Perhaps the term ‘human-in-the-loop’ is flawed. It implies passivity. I prefer to think of myself as a director. The AI is a vast, incredibly talented, but sometimes misguided cast of actors. It can deliver lines, but it needs me to provide the motivation, to shape the performance, and to ensure the final story resonates with the audience.

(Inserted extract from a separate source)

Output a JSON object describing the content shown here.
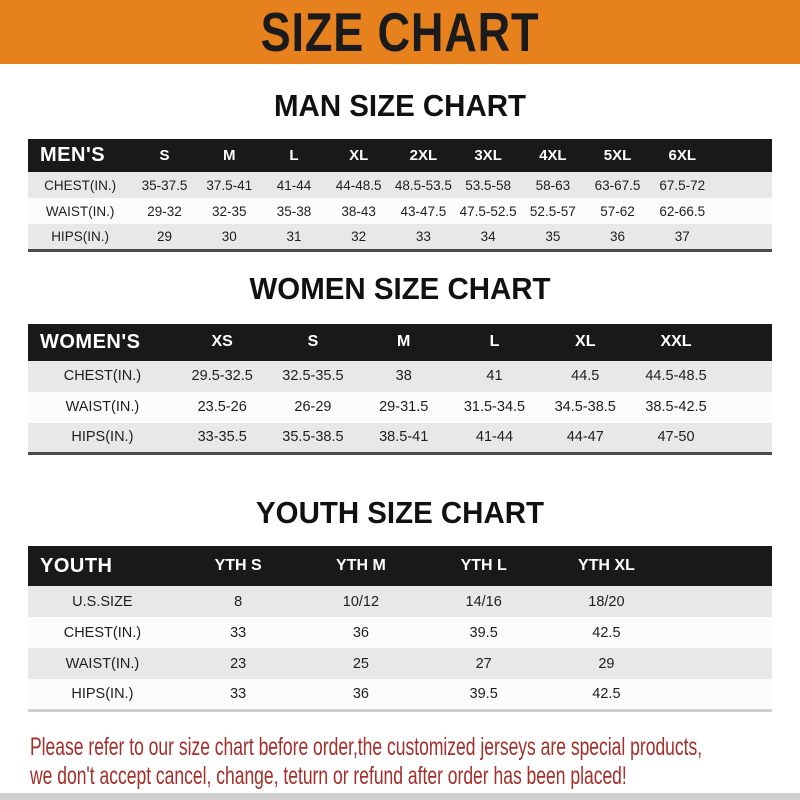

The blank page is no longer my primary adversary. My new challenge is the uncanny valley of AI content—prose that is almost perfect but unsettlingly soulless. My role is to bridge that valley, to carry the content across to the human side. It’s a strange, new, and demanding job. But I’m beginning to think it’s not a demotion. In an age of artificial everything, being the person who provides the final, authentic, human touch might be the most important job in the room.
Why it matters
- 01The role of creative professionals is shifting from pure creation to curation, requiring a deep sense of taste, judgment, and ethical responsibility.
- 02The 'final 10%' of work, which involves adding cultural nuance, emotional intelligence, and authenticity, is where human value now truly lies.
- 03Being a 'human-in-the-loop' is not a demotion, but a critical new specialization as a guardian of context and quality in a world full of AI-generated noise.